FORTUNE — When Tim Cook introduced Anki CEO Boris Sofman onstage at Apple’s Worldwide Developer’s Conference this June, more than a few audience members wondered who Sofman was and how an unknown startup — one that hadn’t launched — snagged a primo slot at one of the most anticipated tech events. “Apple was excited with the fact that we were using those devices in a new way, really,” Sofman puts simply.

The folks over at Cupertino aren’t alone. Venture capitalist Marc Andreessen has called Anki the “best robotics startup” he’s ever seen. Former Disney president and company adviser Michael Ovitz was equally enthusiastic. “When they showed it to me, I could see what the future could be,” Ovitz told Fortune recently.

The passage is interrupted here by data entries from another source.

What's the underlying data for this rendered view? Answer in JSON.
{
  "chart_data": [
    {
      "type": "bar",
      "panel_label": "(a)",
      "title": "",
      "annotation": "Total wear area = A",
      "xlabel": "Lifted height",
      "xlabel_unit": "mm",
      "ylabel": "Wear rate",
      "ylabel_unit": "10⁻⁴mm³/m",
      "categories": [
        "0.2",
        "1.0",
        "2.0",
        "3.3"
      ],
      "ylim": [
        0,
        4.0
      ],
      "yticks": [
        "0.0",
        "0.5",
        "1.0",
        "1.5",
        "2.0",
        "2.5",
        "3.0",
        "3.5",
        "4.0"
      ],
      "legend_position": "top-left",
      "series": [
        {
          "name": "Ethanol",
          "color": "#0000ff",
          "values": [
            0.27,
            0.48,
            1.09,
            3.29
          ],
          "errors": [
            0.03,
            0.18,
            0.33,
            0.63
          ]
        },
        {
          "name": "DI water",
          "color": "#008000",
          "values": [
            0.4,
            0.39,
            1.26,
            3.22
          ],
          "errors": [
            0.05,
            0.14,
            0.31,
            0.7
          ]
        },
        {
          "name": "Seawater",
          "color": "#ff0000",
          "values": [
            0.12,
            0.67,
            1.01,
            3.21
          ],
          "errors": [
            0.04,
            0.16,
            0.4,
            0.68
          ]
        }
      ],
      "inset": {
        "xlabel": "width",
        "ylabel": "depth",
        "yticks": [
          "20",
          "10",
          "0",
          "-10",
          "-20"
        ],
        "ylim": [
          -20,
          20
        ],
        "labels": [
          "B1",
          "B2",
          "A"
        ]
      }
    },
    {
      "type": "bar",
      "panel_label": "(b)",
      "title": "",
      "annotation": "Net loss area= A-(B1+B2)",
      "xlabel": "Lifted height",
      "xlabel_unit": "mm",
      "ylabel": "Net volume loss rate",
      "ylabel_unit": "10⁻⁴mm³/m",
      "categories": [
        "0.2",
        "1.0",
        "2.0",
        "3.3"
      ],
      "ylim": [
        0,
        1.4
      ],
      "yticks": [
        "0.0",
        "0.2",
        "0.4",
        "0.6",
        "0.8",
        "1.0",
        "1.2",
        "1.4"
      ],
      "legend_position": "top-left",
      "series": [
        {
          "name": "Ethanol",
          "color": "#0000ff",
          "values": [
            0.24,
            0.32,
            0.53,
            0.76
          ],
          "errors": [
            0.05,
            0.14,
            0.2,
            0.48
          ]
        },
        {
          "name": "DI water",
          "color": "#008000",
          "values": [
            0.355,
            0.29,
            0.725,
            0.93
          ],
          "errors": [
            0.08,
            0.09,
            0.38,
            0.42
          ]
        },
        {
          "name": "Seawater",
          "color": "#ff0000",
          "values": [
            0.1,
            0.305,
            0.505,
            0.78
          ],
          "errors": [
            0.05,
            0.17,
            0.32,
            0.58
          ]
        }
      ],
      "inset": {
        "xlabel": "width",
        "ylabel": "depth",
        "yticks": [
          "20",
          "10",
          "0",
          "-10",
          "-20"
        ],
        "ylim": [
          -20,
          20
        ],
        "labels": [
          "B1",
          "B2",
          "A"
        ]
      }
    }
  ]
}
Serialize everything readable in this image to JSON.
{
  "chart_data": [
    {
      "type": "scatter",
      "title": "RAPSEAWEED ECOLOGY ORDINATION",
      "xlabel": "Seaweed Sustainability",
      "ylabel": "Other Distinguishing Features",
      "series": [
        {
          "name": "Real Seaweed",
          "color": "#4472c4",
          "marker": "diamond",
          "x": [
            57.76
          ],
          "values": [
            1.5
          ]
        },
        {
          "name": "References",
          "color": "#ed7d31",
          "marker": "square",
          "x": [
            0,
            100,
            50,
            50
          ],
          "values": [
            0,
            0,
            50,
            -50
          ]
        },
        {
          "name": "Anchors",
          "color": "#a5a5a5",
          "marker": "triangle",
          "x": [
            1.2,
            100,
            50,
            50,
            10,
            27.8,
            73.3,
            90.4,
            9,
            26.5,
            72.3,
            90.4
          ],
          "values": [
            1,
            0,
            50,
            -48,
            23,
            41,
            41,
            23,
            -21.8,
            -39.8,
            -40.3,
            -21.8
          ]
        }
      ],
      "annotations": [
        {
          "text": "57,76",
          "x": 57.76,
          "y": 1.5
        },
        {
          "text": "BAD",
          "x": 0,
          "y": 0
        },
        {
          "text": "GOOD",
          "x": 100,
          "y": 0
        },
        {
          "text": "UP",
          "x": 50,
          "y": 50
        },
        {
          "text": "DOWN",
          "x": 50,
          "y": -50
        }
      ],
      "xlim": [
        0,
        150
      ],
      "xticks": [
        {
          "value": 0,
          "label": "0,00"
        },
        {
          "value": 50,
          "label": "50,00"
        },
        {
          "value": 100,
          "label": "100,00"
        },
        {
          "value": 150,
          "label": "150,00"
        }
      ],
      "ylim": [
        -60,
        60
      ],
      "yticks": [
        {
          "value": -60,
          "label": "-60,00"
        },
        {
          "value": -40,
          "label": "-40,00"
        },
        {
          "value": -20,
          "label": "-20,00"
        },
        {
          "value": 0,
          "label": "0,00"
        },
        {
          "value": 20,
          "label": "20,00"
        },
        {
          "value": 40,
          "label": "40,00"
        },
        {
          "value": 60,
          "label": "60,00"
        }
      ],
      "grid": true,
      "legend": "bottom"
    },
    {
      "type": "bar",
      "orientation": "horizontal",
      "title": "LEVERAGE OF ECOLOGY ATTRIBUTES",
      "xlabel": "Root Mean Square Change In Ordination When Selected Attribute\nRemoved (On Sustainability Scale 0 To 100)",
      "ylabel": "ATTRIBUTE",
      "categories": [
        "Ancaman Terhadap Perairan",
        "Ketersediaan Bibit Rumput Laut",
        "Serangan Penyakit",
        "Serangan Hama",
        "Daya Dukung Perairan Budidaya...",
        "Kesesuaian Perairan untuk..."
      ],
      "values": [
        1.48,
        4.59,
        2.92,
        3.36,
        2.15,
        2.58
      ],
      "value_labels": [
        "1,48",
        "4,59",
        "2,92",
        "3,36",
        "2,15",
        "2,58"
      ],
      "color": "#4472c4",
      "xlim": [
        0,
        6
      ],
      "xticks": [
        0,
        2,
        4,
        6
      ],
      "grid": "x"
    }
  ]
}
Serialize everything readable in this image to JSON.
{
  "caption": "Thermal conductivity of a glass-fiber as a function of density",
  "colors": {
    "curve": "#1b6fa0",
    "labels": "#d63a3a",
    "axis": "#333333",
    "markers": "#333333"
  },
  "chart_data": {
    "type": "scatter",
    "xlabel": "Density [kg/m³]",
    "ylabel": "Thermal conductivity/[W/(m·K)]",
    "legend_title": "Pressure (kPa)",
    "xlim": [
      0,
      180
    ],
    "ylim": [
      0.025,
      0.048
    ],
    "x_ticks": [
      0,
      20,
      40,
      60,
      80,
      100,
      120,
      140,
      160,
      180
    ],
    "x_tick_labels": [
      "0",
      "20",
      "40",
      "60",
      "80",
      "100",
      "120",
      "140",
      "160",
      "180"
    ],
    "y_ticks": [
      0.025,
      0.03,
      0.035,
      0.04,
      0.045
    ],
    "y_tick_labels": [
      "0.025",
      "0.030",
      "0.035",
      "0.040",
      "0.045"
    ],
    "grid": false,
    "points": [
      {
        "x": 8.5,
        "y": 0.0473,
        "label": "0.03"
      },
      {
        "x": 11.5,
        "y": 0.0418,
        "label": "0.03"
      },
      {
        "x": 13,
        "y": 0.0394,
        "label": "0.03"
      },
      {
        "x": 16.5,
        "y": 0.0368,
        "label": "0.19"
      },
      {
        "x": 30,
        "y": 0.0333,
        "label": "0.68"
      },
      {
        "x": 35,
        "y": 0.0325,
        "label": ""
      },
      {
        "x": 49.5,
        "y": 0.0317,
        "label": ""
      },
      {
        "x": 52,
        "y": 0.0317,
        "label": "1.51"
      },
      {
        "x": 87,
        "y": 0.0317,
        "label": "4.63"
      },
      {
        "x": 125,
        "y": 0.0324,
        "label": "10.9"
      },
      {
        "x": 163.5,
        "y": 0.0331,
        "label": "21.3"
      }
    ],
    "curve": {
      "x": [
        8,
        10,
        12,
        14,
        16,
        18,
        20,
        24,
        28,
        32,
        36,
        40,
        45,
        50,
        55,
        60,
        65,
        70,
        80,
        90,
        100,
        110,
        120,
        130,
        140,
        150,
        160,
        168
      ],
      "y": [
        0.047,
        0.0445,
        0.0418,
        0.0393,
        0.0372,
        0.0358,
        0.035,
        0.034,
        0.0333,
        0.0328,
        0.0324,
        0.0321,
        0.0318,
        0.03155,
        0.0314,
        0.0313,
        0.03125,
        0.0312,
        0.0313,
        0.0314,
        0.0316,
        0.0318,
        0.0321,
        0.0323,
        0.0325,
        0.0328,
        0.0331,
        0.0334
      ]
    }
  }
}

Now, Sofman, along with co-founders Hanns Tappeiner and Mark Palatucci, must prove their product is worth the buzz, let alone the $50 million in venture-backed funding it has received from Index Ventures, Andreessen Horowitz, and Two Sigma Ventures. Anki’s first product, a racing game called Anki Drive, goes on sale in U.S. Apple (AAPL) stores,, and starting October 23. For $199, the standard base kit will come with a large race track, two toy-sized cars, and chargers. (Two more car types will be available for $69 each.) A companion mobile app will run on iOS devices, including the iPhone 4S and above.

Here’s how it works: The mobile app uses unique, highly sophisticated artificial intelligence developed by Anki to breathe virtual life into the toy cars, each of which contains an optical sensor to send and receive data. Designed by Harald Belker, whose creations have appeared in films such as Minority Report, these cars can automatically weave round corners and change competitive racing strategies on the fly — features Sofman first demoed at Apple’s conference earlier this year. Cars take 7-8 minutes to fully charge; a full charge offers 25 minutes of non-stop racing.

But with Anki Drive, the A.I. creates a very accessible experience, whether the player is five- or 35-years-old, a grizzled gamer or a clumsy novice. (Because of it, players will rarely ever veer off course, unless they’ve been taken out by a competing car.) Steering controls, by way of the Anki Drive app, are boiled down to accelerating and decelerating, and steering left and right. Players can also tap into their car’s special weapon: a tractor beam that slows down the car ahead, or a rail gun to deplete the opponent’s energy, among others. Each car also has defining characteristics — one may be more agile, another faster — which can be upgraded throughout the game with free virtual points players accrue with every race.

As a lifelong gamer raised on traditional racing titles like Ridge Racer, Gran Turismo, even Pole Position, I’ve always thought of myself as a racing aficionado, albeit one who needed time to get the hang of gameplay. Anki Drive, performed as Sofman and Tappeiner promised in that learning how to get around the track took less than two minutes. Swerving left to right, reeling in the competition (in this case, Tappeiner), all seemed incredibly easy. But when Sofman dropped in an A.I.-controlled car programmed at an expert setting, and it repeatedly tailgated me and shot me down, I realized that Anki Drive’s easy access belies a potentially steep learning curve for players who care to master the game.

Once Anki Drive launches next week, Sofman says the startup’s 45 or so employees will get to work on expanding the game’s experience. “Our biggest advantage is that everything about the gameplay — the rules, the structure, and the characters — is all defined by software,” he says. “So we have such a great advantage to expand the depth and the diversity of things you can do in the game.” (That may translate into more special weapons, for instance.) Gamers can also eventually expect the option to purchase additional cars and race tracks.

The only potential threat to Anki’s success? That $199 price tag. It’s certainly cheaper than many other offerings in the robotics space, but if anything, it may take time before some mainstream consumers become comfortable with the idea of investing in a product from a new company, entertaining as it may be.